Bu kadroda olsa işi daha zor olurdu ama bence efsane isim, en azından sahada izlemeye dayanabileceğimiz bir Panathinaikos görmemesi sağlardı. En kötü ihtimal, onun için bu eziyete katlanırdık.
Real Madrid – Genç Reyes
Real Madrid‘in ise transfere değil, Felipe Reyes’i biraz gençleştirmeye ihtiyacı var.
Son yıllarda uzun rotasyonu deyince akla ilk gelen takım olan İspanyol devi, bu yaz bu özelliğini biraz kaybetti. Rotasyondan Salah Mejri ve Jordan Mickey’i kaybeden Madrid, bu iki oyuncunun yerine bir ekleme yapmadı.
Ellerinde hala Walter Tavares gibi EuroLeague’de büyük fark yaratan bir uzun olsa da onun arkasında 18 yaşındaki Usman Garuba ile 40 yaşındaki Felipe Reyes var. Dolayısıyla aynı Barcelona’da da olduğu gibi onların da sezon içerisinde bir uzun transferi yapması oldukça olası…
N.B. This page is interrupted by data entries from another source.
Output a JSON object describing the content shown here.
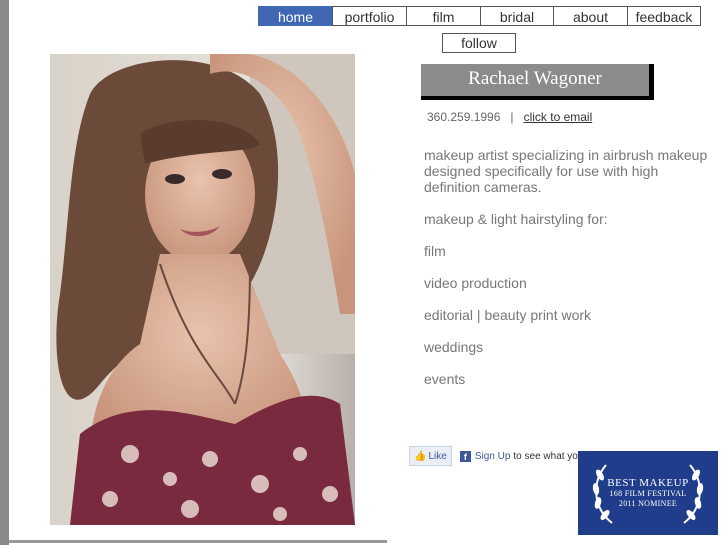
{
  "nav": {
    "items": [
      {
        "label": "home"
      },
      {
        "label": "portfolio"
      },
      {
        "label": "film"
      },
      {
        "label": "bridal"
      },
      {
        "label": "about"
      },
      {
        "label": "feedback"
      }
    ],
    "follow_label": "follow"
  },
  "profile": {
    "name": "Rachael Wagoner",
    "phone": "360.259.1996",
    "separator": "|",
    "email_link": "click to email"
  },
  "bio": {
    "intro": "makeup artist specializing in airbrush makeup designed specifically for use with high definition cameras.",
    "services_heading": "makeup & light hairstyling for:",
    "services": [
      "film",
      "video production",
      "editorial | beauty print work",
      "weddings",
      "events"
    ]
  },
  "facebook": {
    "like_label": "Like",
    "signup_label": "Sign Up",
    "signup_rest": "to see what yo"
  },
  "award": {
    "title": "BEST MAKEUP",
    "festival": "168 FILM FESTIVAL",
    "nominee": "2011 NOMINEE"
  },
  "colors": {
    "nav_active": "#3f67b3",
    "award_bg": "#1f3d8a",
    "banner_bg": "#8b8b8b"
  }
}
Fakat aslında ihtiyaçları olan oyuncu ellerinde. Tek problemleri artık 40 yaşında olması!
Yıllardır bu takımın kalbi olan Felipe Reyes, çok değil 5 yaş filan küçük olsa – hoş 35 yaşında EuroLeague’de yılın beşine seçilmişti – Real Madrid‘in bir oyuncu transferine ihtiyacı gerek kalmaz. Onun oyuna getirdiği sertlik ve oyun aklı rotasyonun tamamlanmasını sağlar.
Dolayısıyla bu takımın transfere değil, zaman makinesine ihtiyacı var.